This past week, we discovered a purple piece of volcanic rock known as andesite at the Gioella-Vaiano archaeological dig site in trench B7. Professors Rebecca Schindler and Pedar Foss both hypothesized that it may have been used to line the entrance to a stokehole in a hypocaust or kiln at the villa since andesite is heat resistant. However, the Romans also used volcanic rock and ash in their architecture.
According to legend, when Romulus founded Rome in 753 BCE, he settled Rome on the Palatine hill. This hill, along with the other six hills of Rome, were remnants of an eroded volcanic plateau; this meant that the hills contained volcanic deposits. The earliest use of volcanic rock in Roman architecture was in the 6th and 5th century BCE when the Romans quarried tuff rock from the Palatine hill (Jackson and Marra 2006). Tuff formed when lava or limestone consolidated to create mineral cements that bonded to create the rock. Although it was a pyroclastic rock, tuff was not that durable, because it is fairly porous.
However, Roman expansion allowed for the discovery of other types of tuffs that were stronger than that from the Palatine hill because the acquisition of land and the creation of infrastructure made them more accessible. According to Jackson and Marra (2006), the Romans had discovered and used seven different tuffs in their architecture by the end of the Roman Republic in 27 BCE. Tuff was used among other materials in building construction and was sealed in place with concrete.
It is notable that the Romans also used volcanic ash, known as pozzolana, in their concrete. Romans used pozzolana because it created such a strong mortar for concrete that it could even be used for underwater construction. Scientists, using Marcus Vitruvius’s writings on Roman architecture as a guide, discovered that when cement containing pozzolana interacts with seawater, the water crystallizes the ash within the mixture which creates Al-tobermorite and phillipsite (Ahmad 2017). Additionally, it uniquely cured without drying, which made it ideal for constructing thick foundations (Marder and Jones 2015). These features made pozzolana popular in concrete because it allowed for strong, durable structures.
The most intelligent and grand use of volcanic rock and ash by the Romans was at the Pantheon in Rome. First built by Agrippa and rebuilt by Hadrian after the earlier version burned down, it exhibits the height of Roman engineering. The Pantheon is most famous for its unreinforced concrete dome—still the largest in the world—which we saw firsthand during our overnight trip to Rome.

To support the weight of the dome and keep it from breaking under pressure, the architect needed to somehow make the dome lighter. This was achieved in three ways. First, the architect utilized five rows of coffers on the inside of the dome to use less material; the second method involved gradually reducing the thickness of the dome as it rose; the last method involved volcanic stone and ash.

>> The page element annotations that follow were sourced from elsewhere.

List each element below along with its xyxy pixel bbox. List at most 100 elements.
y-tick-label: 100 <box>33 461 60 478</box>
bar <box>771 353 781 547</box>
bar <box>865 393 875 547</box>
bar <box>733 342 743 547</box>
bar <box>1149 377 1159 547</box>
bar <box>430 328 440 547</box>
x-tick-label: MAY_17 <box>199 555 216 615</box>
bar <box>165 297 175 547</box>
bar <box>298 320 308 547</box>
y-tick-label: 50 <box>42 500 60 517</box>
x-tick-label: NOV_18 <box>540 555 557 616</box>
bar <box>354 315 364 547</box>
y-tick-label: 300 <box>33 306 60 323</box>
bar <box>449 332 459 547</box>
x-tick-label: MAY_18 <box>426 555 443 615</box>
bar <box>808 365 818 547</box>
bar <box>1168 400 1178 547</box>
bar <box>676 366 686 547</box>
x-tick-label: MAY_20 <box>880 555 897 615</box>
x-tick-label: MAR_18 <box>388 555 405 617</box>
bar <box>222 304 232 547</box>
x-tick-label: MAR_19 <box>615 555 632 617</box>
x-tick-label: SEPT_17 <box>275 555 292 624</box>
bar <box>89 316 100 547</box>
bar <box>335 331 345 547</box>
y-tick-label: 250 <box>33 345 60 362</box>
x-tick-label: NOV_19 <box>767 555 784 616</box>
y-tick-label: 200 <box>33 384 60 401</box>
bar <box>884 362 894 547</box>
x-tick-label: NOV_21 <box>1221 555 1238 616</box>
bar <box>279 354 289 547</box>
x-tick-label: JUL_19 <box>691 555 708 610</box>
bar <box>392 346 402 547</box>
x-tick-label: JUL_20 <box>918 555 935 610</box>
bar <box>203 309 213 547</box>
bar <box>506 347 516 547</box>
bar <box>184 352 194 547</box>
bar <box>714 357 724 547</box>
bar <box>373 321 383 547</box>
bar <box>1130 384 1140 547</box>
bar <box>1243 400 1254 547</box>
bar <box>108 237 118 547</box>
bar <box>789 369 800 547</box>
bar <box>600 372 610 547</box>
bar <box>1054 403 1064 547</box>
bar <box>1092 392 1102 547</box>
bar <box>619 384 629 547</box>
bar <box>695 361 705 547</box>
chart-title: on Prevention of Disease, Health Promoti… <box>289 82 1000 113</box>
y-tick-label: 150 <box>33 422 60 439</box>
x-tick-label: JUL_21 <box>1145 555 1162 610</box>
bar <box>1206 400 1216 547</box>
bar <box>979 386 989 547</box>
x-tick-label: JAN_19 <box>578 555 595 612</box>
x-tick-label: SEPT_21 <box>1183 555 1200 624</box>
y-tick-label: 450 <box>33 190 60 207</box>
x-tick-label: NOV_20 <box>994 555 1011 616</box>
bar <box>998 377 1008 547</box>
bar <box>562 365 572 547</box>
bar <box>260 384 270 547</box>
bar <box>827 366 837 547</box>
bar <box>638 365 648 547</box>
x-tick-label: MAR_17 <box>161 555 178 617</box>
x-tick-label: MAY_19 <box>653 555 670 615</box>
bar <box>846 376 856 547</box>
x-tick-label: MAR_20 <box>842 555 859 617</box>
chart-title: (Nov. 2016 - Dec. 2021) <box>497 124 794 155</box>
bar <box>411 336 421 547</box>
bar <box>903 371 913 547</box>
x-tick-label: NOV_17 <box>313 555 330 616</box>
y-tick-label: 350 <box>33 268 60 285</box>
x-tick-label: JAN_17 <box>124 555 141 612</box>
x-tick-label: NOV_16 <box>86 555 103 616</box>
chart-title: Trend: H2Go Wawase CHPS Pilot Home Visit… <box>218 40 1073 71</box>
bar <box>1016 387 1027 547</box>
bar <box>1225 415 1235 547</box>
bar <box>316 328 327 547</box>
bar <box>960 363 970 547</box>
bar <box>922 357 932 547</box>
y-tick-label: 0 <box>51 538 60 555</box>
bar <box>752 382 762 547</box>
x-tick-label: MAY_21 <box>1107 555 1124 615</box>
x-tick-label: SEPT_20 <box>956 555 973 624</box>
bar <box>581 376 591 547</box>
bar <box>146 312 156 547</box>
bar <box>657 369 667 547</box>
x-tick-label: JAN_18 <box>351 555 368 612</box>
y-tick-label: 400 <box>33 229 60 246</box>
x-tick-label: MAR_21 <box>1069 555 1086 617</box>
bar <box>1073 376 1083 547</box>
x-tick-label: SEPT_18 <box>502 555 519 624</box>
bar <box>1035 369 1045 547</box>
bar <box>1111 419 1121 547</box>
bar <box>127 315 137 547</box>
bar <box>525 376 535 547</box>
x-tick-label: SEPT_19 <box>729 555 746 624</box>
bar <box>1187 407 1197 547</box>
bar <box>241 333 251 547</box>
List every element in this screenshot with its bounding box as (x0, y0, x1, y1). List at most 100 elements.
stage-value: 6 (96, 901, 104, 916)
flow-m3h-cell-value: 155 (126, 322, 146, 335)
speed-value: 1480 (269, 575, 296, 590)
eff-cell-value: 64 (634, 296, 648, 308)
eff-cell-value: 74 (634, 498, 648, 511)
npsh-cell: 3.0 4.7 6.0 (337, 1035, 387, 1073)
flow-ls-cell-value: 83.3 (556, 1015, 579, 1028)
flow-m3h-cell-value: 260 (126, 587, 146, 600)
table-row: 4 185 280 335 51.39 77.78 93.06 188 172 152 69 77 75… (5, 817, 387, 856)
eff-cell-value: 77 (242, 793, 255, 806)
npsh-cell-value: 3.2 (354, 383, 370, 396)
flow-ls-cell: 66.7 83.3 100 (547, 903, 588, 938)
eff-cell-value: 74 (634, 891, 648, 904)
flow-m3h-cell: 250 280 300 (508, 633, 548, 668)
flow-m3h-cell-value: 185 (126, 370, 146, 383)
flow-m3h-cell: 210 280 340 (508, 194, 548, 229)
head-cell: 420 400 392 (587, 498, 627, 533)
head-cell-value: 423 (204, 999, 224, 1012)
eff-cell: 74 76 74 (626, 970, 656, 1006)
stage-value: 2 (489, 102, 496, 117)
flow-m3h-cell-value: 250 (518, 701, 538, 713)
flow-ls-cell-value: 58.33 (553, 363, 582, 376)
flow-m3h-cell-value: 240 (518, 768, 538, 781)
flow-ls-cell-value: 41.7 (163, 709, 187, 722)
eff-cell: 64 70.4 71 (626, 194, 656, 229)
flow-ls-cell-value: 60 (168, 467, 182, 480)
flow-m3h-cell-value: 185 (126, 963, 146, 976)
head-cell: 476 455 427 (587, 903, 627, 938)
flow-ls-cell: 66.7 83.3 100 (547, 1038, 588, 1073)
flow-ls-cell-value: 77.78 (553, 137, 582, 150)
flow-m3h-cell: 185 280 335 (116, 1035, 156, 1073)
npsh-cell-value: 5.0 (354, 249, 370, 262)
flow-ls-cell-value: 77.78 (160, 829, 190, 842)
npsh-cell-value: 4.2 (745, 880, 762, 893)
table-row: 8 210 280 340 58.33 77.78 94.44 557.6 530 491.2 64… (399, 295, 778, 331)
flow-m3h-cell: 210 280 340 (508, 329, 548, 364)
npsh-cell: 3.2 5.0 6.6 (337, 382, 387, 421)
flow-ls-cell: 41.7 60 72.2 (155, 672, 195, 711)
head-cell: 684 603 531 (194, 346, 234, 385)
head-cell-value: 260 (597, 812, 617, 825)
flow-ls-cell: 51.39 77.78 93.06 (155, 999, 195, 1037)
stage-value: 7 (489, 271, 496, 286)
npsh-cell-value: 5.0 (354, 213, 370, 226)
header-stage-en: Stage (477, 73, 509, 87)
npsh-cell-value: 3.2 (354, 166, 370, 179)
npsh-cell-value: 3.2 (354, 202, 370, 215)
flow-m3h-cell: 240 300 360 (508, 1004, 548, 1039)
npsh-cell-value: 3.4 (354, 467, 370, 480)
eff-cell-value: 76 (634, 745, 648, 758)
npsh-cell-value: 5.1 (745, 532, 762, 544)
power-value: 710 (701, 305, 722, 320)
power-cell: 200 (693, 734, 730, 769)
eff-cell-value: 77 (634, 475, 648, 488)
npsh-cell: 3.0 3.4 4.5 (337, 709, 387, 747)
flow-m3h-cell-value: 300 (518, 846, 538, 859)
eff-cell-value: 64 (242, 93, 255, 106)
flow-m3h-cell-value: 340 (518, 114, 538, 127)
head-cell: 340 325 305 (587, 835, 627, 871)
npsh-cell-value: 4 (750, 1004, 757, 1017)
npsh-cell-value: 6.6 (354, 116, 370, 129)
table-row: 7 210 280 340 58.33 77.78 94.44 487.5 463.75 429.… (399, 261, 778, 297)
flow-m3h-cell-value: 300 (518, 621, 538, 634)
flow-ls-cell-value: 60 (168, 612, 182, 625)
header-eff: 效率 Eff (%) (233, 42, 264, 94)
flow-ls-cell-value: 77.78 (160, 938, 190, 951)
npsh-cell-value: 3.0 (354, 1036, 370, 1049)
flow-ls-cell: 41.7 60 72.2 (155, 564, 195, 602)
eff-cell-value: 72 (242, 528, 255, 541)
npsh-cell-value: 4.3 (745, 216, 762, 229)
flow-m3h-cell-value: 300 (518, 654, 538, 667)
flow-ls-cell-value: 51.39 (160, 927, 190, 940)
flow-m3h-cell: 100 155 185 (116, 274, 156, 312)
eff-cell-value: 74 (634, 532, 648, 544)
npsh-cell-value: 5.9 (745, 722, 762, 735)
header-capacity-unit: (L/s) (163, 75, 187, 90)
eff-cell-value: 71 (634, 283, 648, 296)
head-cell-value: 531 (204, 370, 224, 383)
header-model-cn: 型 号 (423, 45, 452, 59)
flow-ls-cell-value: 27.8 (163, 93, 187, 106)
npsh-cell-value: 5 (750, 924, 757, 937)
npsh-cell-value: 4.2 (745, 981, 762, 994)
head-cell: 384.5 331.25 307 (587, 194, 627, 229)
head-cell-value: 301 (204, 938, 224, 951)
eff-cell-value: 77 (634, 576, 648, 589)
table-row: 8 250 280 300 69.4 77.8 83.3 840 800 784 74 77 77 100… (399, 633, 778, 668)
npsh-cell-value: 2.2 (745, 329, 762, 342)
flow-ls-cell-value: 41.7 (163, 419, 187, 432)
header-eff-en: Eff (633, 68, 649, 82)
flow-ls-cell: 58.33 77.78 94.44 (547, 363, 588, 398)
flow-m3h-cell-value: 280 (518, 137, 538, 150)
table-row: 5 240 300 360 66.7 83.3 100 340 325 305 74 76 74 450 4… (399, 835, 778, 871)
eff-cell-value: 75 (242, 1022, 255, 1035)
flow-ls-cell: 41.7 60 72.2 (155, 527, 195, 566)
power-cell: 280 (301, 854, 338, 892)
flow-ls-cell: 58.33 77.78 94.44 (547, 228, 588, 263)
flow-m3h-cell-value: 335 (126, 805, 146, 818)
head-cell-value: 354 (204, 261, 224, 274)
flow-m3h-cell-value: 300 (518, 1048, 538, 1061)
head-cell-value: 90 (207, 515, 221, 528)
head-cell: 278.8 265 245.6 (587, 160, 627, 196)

To make the dome lighter, the architect used his knowledge of the different characteristics of volcanic stone to his advantage. At the bottom of the dome, the architect placed brickwork and stress-resistant tuff connected by a concrete mixture of pozzolana and lime (Marder and Jones 2015). As each upper layer was added, the architect mixed in various types of volcanic rock into the concrete mixture of pozzolana and lime in order of increased lightness. From the heaviest volcanic stone to the lightest stone, the order of fillings was as follows: Cappellaccio tuff, tufo giallo, pumice, and volcanic slag. The strategic use of these volcanic rocks reduced the weight of the materials as the structure rose which reduced the compression on the lower layers, creating less thrust on the structure below (Marder and Jones, 2015).
Given that we discovered the presence of volcanic rock at the site, and given how the abundance of volcanic rock made it cheap to purchase, I am curious whether we will find volcanic tuff in the villa’s foundations. Furthermore, I wonder whether the concrete we have at the site includes pozzolana. Unfortunately, since Romans usually used local materials, that is unlikely. However, Professor Jim Mills said that if we wanted to test for volcanic ash, we could take a thin section of the mortar at our site and analyze its composition using petrography.
Works Cited:
Ahmad, Zahra. 2017. “Why Modern Mortar Crumbles, but Roman Concrete Lasts Millennia”. Science, July 3, 2017. https://www.sciencemag.org/news/2017/07/why-modern-mortar-crumbles-roman-concrete-lasts-millennia.
Jackson, Marie, and Fabrizio Marra. 2006. “Roman Stone Masonry: Volcanic Foundations of the Ancient City.” American Journal of Archaeology 110: 403-436.
Marder, Tod A., and Mark Wilson Jones, ed. 2015. The Pantheon: From Antiquity to the Present. Cambridge: Cambridge University Press. doi:10.1017/CBO9781139015974.